In 1919, Allied victors met in Versailles to set the peace terms following World War I. Their decisions, largely driven by the United Kingdom, France, Italy, and the United States, generated international political unrest that played a critical role in World War II.

In the following shortened extract from The Treaty of Versailles: A Concise History, historian Michael Neiberg discusses the Paris Peace Conference and its political aftermath.

The process of peacemaking lasted longer than the First World War it endeavored to end. The Paris Peace Conference began on January 18, 1919.  Although the senior statesmen stopped working personally on the conference in June 1919, the formal peace process did not really end until July 1923, when the Treaty of Lausanne was signed by France, Britain, Italy, Japan, Greece, and Romania with the new Republic of Turkey. Lausanne was a renegotiation prompted by the failures of the one- sided Treaty of Sèvres, signed in August 1920 but immediately rejected by Turkish forces loyal to the war hero Mustafa Kemal.
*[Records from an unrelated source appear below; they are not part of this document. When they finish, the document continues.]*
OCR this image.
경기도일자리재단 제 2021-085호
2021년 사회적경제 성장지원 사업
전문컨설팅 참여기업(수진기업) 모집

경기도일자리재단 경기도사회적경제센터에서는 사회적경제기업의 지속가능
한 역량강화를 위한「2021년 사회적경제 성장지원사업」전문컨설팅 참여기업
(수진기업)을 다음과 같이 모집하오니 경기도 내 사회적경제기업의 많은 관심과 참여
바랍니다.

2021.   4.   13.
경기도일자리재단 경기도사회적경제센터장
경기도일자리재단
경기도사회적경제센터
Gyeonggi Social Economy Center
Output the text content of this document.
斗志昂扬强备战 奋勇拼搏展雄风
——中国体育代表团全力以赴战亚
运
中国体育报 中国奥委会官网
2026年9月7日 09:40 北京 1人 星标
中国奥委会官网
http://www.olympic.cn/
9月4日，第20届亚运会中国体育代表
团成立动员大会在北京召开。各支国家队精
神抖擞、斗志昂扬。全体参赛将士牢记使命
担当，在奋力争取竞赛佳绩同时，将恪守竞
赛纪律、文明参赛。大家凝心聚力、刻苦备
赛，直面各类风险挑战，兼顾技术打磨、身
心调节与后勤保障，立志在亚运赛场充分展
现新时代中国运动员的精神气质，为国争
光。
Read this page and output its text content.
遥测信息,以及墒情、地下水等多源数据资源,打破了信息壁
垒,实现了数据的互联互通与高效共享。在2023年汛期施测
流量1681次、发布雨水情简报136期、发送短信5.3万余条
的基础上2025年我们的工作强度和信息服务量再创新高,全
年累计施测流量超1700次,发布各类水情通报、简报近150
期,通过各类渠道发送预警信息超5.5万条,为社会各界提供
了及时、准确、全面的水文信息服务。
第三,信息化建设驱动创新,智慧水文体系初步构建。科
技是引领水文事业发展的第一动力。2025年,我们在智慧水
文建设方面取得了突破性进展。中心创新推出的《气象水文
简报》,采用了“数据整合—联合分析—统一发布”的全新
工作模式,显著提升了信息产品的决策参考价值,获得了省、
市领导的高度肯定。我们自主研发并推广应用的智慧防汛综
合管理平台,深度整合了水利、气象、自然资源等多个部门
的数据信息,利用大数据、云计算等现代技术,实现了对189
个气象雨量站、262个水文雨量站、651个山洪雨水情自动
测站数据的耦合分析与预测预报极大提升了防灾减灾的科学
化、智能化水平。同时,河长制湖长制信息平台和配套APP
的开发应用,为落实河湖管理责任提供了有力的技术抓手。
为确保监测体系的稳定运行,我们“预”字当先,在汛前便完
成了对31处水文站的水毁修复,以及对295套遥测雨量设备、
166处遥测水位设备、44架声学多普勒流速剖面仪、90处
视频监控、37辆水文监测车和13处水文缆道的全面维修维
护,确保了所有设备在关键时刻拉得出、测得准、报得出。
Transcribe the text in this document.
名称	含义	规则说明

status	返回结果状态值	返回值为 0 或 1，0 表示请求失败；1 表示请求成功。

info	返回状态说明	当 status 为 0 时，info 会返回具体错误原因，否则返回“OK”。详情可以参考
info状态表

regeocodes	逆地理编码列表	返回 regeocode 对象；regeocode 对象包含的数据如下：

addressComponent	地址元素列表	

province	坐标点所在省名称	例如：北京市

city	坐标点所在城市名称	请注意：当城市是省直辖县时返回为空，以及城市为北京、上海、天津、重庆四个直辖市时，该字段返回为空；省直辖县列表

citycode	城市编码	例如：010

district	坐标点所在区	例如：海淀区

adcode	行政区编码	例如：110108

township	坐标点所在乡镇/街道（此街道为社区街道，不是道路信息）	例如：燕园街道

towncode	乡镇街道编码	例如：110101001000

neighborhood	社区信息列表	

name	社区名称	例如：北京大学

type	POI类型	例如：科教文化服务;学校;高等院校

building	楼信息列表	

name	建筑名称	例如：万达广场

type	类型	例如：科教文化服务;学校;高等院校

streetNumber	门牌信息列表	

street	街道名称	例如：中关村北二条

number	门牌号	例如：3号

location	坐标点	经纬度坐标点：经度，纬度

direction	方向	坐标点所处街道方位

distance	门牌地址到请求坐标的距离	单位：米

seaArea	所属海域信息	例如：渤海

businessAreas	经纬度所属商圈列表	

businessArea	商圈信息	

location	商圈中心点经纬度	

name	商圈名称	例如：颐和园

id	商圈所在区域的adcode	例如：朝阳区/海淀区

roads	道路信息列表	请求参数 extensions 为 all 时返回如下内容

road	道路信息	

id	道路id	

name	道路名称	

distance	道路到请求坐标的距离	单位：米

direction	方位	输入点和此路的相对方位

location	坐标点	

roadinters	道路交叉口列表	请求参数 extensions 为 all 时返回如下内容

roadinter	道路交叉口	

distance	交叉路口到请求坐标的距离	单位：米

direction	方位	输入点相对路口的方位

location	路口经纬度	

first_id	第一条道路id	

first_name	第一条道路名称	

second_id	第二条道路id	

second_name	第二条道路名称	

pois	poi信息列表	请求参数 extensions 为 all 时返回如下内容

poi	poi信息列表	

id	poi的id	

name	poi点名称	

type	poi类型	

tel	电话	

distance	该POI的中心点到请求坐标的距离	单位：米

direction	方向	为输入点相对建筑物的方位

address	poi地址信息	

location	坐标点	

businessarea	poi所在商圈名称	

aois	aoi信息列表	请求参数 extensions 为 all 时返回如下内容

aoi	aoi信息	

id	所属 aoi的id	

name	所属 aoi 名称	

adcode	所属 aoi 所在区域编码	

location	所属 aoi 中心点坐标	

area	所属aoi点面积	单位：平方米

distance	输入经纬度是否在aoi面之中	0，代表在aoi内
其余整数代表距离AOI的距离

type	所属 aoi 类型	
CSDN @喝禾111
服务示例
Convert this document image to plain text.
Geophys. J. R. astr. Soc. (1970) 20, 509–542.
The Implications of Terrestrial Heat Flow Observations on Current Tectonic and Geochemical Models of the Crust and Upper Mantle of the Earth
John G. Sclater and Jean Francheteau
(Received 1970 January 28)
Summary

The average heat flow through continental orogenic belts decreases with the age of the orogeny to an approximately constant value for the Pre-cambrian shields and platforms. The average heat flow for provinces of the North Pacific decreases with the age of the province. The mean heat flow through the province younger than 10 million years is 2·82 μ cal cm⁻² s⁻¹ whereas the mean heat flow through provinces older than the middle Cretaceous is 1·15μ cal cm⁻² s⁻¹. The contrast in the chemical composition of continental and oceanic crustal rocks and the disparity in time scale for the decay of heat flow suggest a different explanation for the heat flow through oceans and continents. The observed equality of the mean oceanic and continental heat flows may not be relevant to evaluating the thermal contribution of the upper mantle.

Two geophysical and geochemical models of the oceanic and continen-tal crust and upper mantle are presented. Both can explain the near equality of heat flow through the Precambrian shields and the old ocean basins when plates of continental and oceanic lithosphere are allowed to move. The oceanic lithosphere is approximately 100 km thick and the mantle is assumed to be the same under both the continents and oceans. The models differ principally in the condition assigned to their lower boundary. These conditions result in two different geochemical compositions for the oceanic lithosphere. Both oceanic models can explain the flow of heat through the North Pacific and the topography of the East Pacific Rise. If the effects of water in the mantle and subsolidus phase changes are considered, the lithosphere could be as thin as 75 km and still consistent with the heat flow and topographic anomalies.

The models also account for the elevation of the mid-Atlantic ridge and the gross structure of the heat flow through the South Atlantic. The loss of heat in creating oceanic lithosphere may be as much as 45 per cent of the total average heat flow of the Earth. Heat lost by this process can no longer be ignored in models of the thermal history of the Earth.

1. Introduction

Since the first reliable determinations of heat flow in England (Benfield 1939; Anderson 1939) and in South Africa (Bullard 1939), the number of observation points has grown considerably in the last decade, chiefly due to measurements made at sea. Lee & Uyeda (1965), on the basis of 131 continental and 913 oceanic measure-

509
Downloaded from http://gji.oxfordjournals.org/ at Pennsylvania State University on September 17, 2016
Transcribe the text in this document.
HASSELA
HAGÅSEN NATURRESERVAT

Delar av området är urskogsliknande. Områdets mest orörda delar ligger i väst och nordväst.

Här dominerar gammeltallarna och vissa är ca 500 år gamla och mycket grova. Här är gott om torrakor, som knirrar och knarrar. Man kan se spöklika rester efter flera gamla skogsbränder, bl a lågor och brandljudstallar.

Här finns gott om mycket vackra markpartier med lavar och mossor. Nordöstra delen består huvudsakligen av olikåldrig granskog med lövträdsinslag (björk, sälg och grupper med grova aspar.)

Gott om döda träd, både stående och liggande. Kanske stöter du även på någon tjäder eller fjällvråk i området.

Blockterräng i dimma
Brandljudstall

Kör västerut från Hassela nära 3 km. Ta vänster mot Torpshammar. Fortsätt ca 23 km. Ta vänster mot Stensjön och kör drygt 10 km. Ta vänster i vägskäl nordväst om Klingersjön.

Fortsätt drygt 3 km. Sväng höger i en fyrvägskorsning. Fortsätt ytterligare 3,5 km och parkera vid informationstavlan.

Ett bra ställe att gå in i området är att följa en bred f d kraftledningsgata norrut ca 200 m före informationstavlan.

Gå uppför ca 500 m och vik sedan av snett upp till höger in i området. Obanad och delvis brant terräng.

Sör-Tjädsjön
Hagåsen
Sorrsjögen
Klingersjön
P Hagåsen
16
The conference also produced the Treaty of St. Germain with Austria in September 1919, the Treaty of Neuilly with Bulgaria in November 1919, and the Treaty of Trianon with Hungary in June 1920. These treaties meted out relatively lenient terms to Austria, especially given the Austrian elite’s central role in starting the war in 1914. Hungary came out much worse than Austria did, largely to punish Hungarians for their postwar flirtation with a communist movement. Thus the conference had as much to do with postwar politics as perceptions of prewar guilt.

Interior of the Galerie des Glaces showing the arrangement of tables for the signing of Peace Terms, Versailles, France. June 27, 1919. Credit: Lt. M.S. Lentz. Public domain via Wikimedia Commons.

But the centerpiece of the Paris Peace Conference was always the Treaty of Versailles, signed on June 28, 1919, five years to the day after a teenaged Serbian nationalist, Gavrilo Princip, had assassinated Austrian archduke Franz Ferdinand and his wife in Sarajevo. The treaty and the conference are thus closely linked but not quite synonymous. None of the other treaties bear such a heavy historical responsibility for the world they created or the conflicts that followed, although perhaps they should. It is the Treaty of Versailles for which the Paris Peace Conference will probably be best remembered, and most often damned.

The dozens of statesmen, diplomats, and advisers who assembled in Paris in 1919 have come in for heavy criticism for writing treaties that failed to give Europe a lasting peace. Even many of the people most deeply involved with the peace process recognized their shortcomings early on, in some cases before the text had even been drafted.

Participants quickly grew disillusioned by the old- fashioned horse trading and back- room dealing that overwhelmed the ideals and principles of those who had hoped to fashion a better world out of the ashes of the war. Few people came out of Paris optimistic about the future.

Points in its defense notwithstanding, it is difficult to contradict the views of contemporaries and later scholars who have seen the treaty as a great missed opportunity and a source of considerable anger and disillusion in Europe and around the world. When in 1945 the leaders of the United States, the Soviet Union, and Great Britain gathered in Potsdam to end the Second World War, they all blamed the failures of the Treaty of Versailles for having made the war of 1939– 45 necessary. The final decisions reached at Potsdam in 1945 were deeply influenced by these memories and the desire on the part of almost everyone at Potsdam to atone for the mistakes of their predecessors a generation earlier.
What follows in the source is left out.